Risk-Adjusted Performance

1 of 100

 
Weak
 
Strong
Weak
Compared to the overall equity markets, risk-adjusted returns on investments in Navigator Global Investments are ranked lower than 1 (%) of all global equities and portfolios over the last 90 days. In spite of comparatively stable forward indicators, Navigator Global is not utilizing all of its potentials. The newest stock price uproar, may contribute to short-horizon losses for the private investors.
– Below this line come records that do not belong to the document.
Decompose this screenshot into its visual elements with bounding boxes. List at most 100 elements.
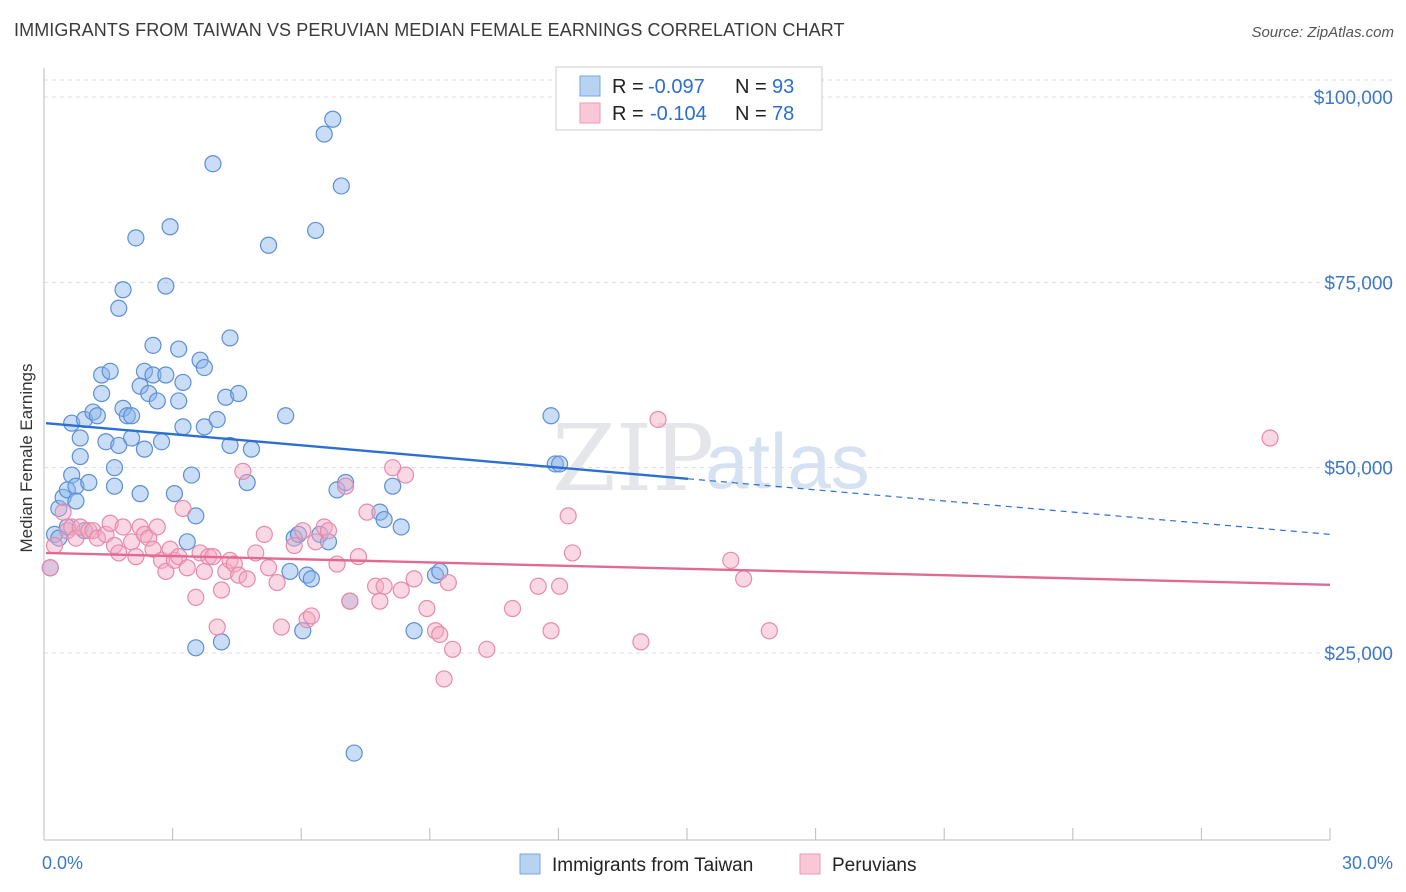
taiwan-point (315, 125, 333, 143)
peruvian-point (559, 507, 577, 525)
series-peruvians (41, 410, 1279, 688)
taiwan-point (332, 177, 350, 195)
taiwan-point (302, 570, 320, 588)
y-tick-label: $75,000 (1324, 273, 1393, 294)
peruvian-point (230, 566, 248, 584)
watermark: ZIP atlas (552, 405, 870, 512)
taiwan-point (170, 340, 188, 358)
taiwan-point (208, 410, 226, 429)
legend-r-value-peruvians: -0.104 (650, 103, 707, 125)
peruvian-point (735, 570, 753, 588)
taiwan-point (259, 236, 278, 254)
taiwan-point (63, 414, 81, 432)
taiwan-point (71, 447, 89, 466)
y-tick-labels: $100,000 $75,000 $50,000 $25,000 (1314, 88, 1393, 665)
taiwan-point (148, 392, 166, 410)
taiwan-point (110, 299, 128, 317)
peruvian-point (268, 573, 286, 592)
series-taiwan (41, 110, 569, 762)
peruvian-point (88, 529, 106, 547)
peruvian-point (238, 570, 256, 588)
taiwan-point (182, 466, 201, 484)
taiwan-point (157, 277, 175, 295)
taiwan-point (337, 473, 355, 492)
taiwan-point (307, 221, 325, 240)
peruvian-point (371, 592, 389, 610)
bottom-legend-swatch-peruvians (799, 853, 821, 875)
peruvian-point (302, 607, 320, 625)
peruvian-point (1261, 429, 1279, 447)
peruvian-point (478, 640, 496, 658)
peruvian-point (384, 459, 402, 477)
peruvian-point (67, 529, 85, 547)
x-tick-label-max: 30.0% (1342, 853, 1393, 873)
y-tick-label: $25,000 (1324, 644, 1393, 665)
taiwan-point (174, 418, 192, 436)
trend-layer (45, 421, 1331, 586)
taiwan-point (80, 473, 98, 492)
taiwan-point (63, 466, 81, 484)
peruvian-point (225, 555, 243, 573)
taiwan-point (131, 485, 149, 503)
peruvian-point (550, 577, 569, 595)
peruvian-point (341, 592, 359, 610)
peruvian-point (319, 522, 338, 540)
taiwan-trend-line (45, 421, 689, 480)
peruvian-point (178, 559, 196, 577)
legend-n-value-peruvians: 78 (772, 103, 794, 125)
peruvian-point (649, 410, 667, 429)
peruvian-point (392, 581, 410, 599)
taiwan-point (174, 373, 192, 392)
watermark-zip: ZIP (552, 405, 714, 512)
peruvian-point (212, 581, 231, 599)
peruvian-point (439, 573, 457, 592)
legend-swatch-taiwan (579, 75, 601, 97)
y-tick-label: $100,000 (1314, 88, 1393, 109)
taiwan-point (118, 407, 136, 425)
taiwan-point (281, 562, 299, 581)
peruvian-point (45, 536, 64, 555)
peruvian-point (337, 477, 355, 495)
taiwan-point (187, 639, 205, 657)
peruvian-point (358, 503, 376, 521)
taiwan-point (230, 384, 248, 403)
legend-r-value-taiwan: -0.097 (648, 76, 705, 98)
y-tick-label: $50,000 (1324, 459, 1393, 480)
peruvian-point (529, 577, 547, 595)
taiwan-point (101, 362, 119, 380)
peruvian-point (431, 625, 449, 644)
taiwan-point (195, 418, 213, 436)
peruvian-point (110, 544, 128, 562)
taiwan-point (178, 533, 196, 551)
watermark-atlas: atlas (705, 417, 870, 505)
taiwan-point (152, 433, 171, 451)
taiwan-point (71, 429, 89, 447)
legend-r-label-taiwan: R = (612, 76, 644, 98)
peruvian-point (272, 618, 290, 636)
peruvian-point (307, 533, 325, 551)
peruvian-point (632, 633, 650, 651)
taiwan-point (187, 507, 205, 525)
peruvian-point (127, 548, 145, 566)
taiwan-point (221, 436, 239, 455)
peruvian-point (503, 599, 522, 618)
taiwan-point (105, 477, 124, 495)
peruvian-point (114, 518, 132, 536)
taiwan-point (195, 358, 213, 377)
taiwan-point (97, 433, 115, 451)
taiwan-point (127, 229, 145, 247)
taiwan-point (542, 407, 560, 425)
taiwan-point (170, 392, 188, 410)
peruvian-point (435, 670, 453, 688)
legend-swatch-peruvians (579, 102, 601, 124)
taiwan-point (123, 407, 141, 425)
peruvian-point (375, 577, 393, 595)
x-tick-labels: 0.0% 30.0% (42, 853, 1393, 873)
taiwan-point (204, 155, 222, 173)
peruvian-point (285, 536, 303, 555)
chart-source: Source: ZipAtlas.com (1251, 24, 1394, 41)
peruvian-point (405, 570, 423, 588)
peruvian-point (174, 499, 192, 518)
peruvian-point (187, 588, 205, 607)
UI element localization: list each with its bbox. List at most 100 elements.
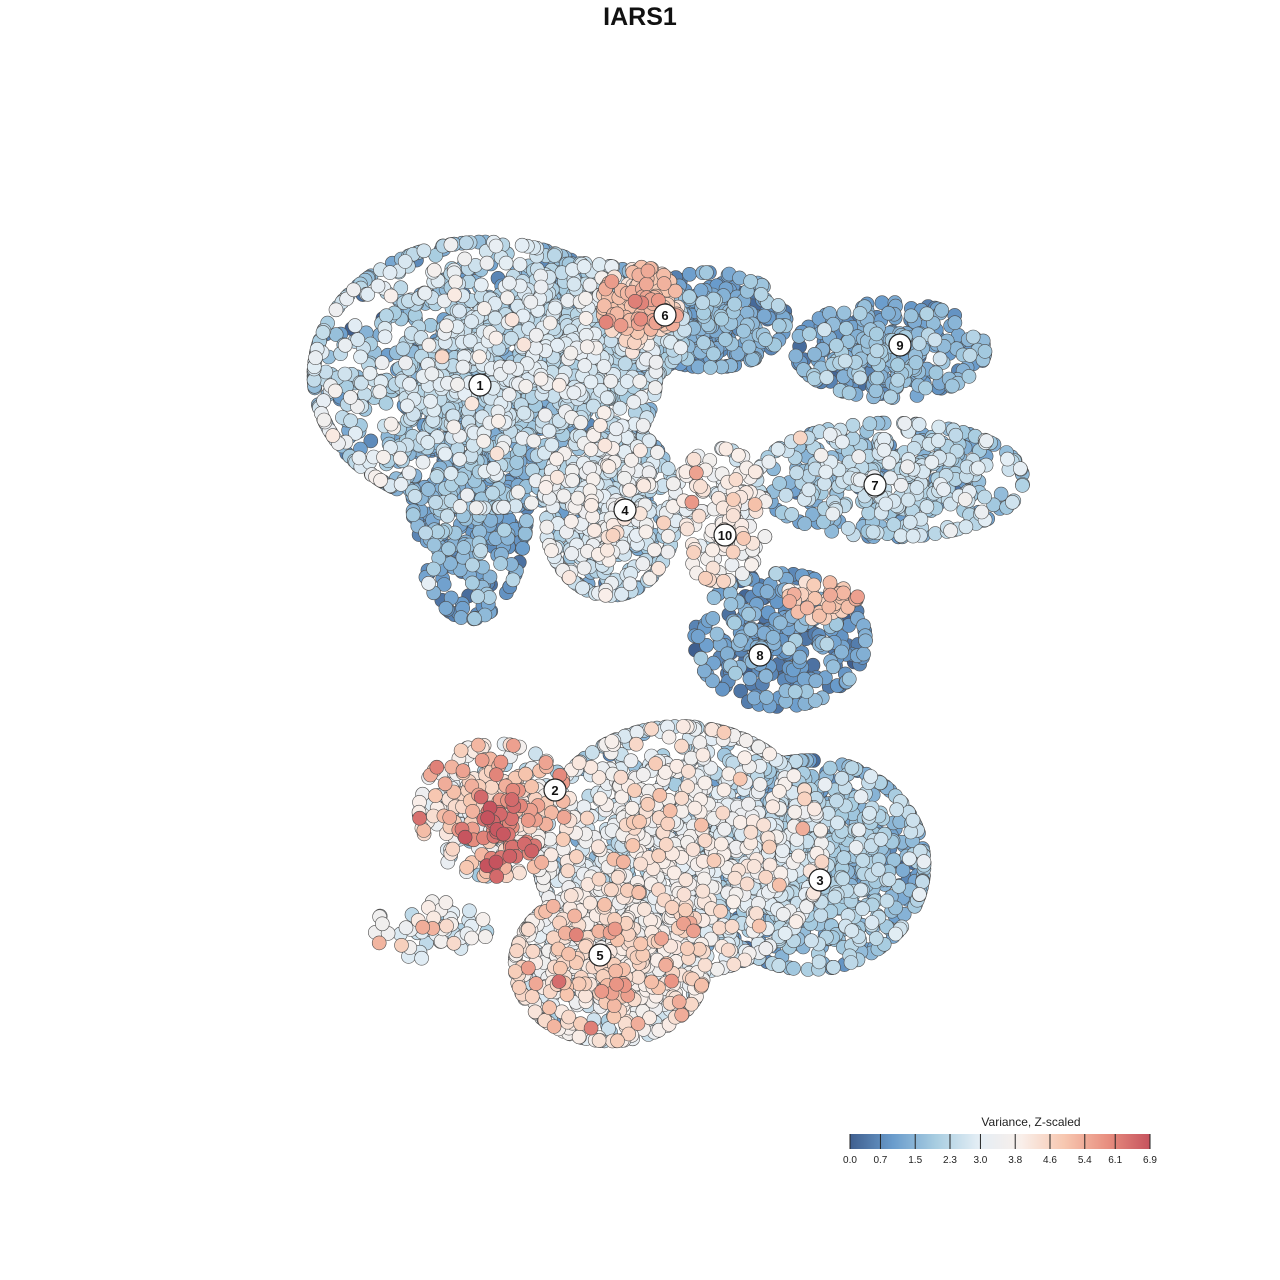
data-point: [695, 295, 711, 311]
data-point: [660, 461, 676, 476]
data-point: [429, 469, 445, 484]
data-point: [723, 597, 739, 612]
data-point: [720, 646, 735, 662]
data-point: [915, 874, 930, 890]
data-point: [428, 495, 444, 510]
data-point: [843, 955, 859, 970]
data-point: [728, 665, 743, 681]
data-point: [870, 862, 886, 877]
data-point: [807, 346, 822, 362]
data-point: [517, 526, 533, 541]
data-point: [855, 901, 870, 917]
data-point: [516, 405, 532, 421]
data-point: [703, 360, 718, 375]
data-point: [485, 485, 500, 501]
data-point: [852, 370, 868, 386]
data-point: [789, 465, 805, 481]
chart-title: IARS1: [603, 3, 677, 31]
data-point: [765, 630, 781, 645]
data-point: [496, 522, 512, 538]
data-point: [706, 590, 722, 606]
data-point: [440, 508, 455, 524]
data-point: [903, 308, 919, 324]
data-point: [416, 243, 432, 259]
data-point: [856, 646, 871, 662]
data-point: [519, 513, 534, 529]
data-point: [753, 287, 769, 302]
data-point: [681, 289, 697, 305]
data-point: [834, 644, 849, 660]
data-point: [464, 575, 480, 591]
data-point: [928, 365, 944, 381]
data-point: [746, 690, 762, 706]
data-point: [977, 489, 992, 505]
data-point: [836, 850, 852, 866]
data-point: [759, 584, 775, 600]
data-point: [807, 371, 822, 387]
data-point: [900, 492, 916, 508]
data-point: [493, 556, 508, 571]
data-point: [456, 540, 472, 555]
data-point: [733, 683, 749, 699]
data-point: [743, 274, 758, 289]
data-point: [717, 332, 733, 347]
data-point: [932, 351, 948, 367]
data-point: [862, 416, 878, 432]
data-point: [817, 322, 832, 338]
data-point: [840, 521, 856, 536]
data-point: [869, 370, 885, 386]
data-point: [858, 633, 873, 649]
data-point: [934, 302, 950, 318]
data-point: [741, 606, 757, 622]
data-point: [902, 514, 918, 530]
data-point: [836, 305, 852, 321]
data-point: [405, 507, 421, 523]
data-point: [918, 380, 933, 396]
data-point: [343, 413, 358, 429]
data-point: [705, 611, 721, 626]
data-point: [743, 622, 759, 637]
data-point: [784, 507, 800, 522]
data-point: [379, 308, 394, 324]
data-point: [948, 427, 964, 443]
data-point: [881, 872, 897, 887]
data-point: [819, 370, 835, 385]
data-point: [911, 336, 927, 351]
data-point: [772, 615, 788, 631]
data-point: [727, 296, 742, 312]
data-point: [883, 389, 898, 405]
data-point: [890, 372, 906, 388]
data-point: [745, 352, 760, 367]
data-point: [802, 326, 817, 342]
data-point: [844, 760, 860, 776]
data-point: [770, 298, 786, 313]
data-point: [845, 417, 861, 433]
data-point: [855, 853, 871, 868]
data-point: [962, 348, 978, 363]
data-point: [771, 318, 787, 334]
data-point: [515, 540, 531, 556]
data-point: [363, 433, 379, 449]
data-point: [868, 383, 884, 399]
data-point: [1005, 494, 1020, 510]
data-point: [768, 566, 784, 581]
data-point: [706, 346, 721, 362]
data-point: [868, 931, 884, 946]
data-point: [509, 455, 525, 470]
data-point: [861, 505, 877, 521]
data-point: [947, 315, 963, 331]
data-point: [420, 482, 436, 497]
data-point: [829, 338, 844, 353]
data-point: [889, 802, 905, 818]
data-point: [813, 908, 829, 923]
data-point: [825, 659, 841, 675]
data-point: [458, 235, 474, 251]
data-point: [733, 633, 748, 648]
data-point: [1015, 478, 1030, 493]
data-point: [944, 378, 960, 394]
data-point: [473, 543, 489, 558]
data-point: [315, 325, 331, 340]
data-point: [905, 812, 921, 828]
data-point: [696, 663, 712, 679]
ASX and Navigator Global Volatility Contrast

   Predicted Return Density   
       Returns  

Pair Trading with ASX and Navigator Global

The main advantage of trading using opposite ASX and Navigator Global positions is that it hedges away some unsystematic risk. Because of two separate transactions, even if ASX position performs unexpectedly, Navigator Global can make up some of the losses. Pair trading also minimizes risk from directional movements in the market. For example, if an entire industry or sector drops because of unexpected headlines, the short position in Navigator Global will offset losses from the drop in Navigator Global's long position.
The idea behind ASX and Navigator Global Investments pairs trading is to make the combined position market-neutral, meaning the overall market's direction will not affect its win or loss (or potential downside or upside). This can be achieved by designing a pairs trade with two highly correlated stocks or equities that operate in a similar space or sector, making it possible to obtain profits through simple and relatively low-risk investment.
Check out your portfolio center.
Note that this page's information should be used as a complementary analysis to find the right mix of equity instruments to add to your existing portfolios or create a brand new portfolio. You can also try the Economic Indicators module to top statistical indicators that provide insights into how an economy is performing.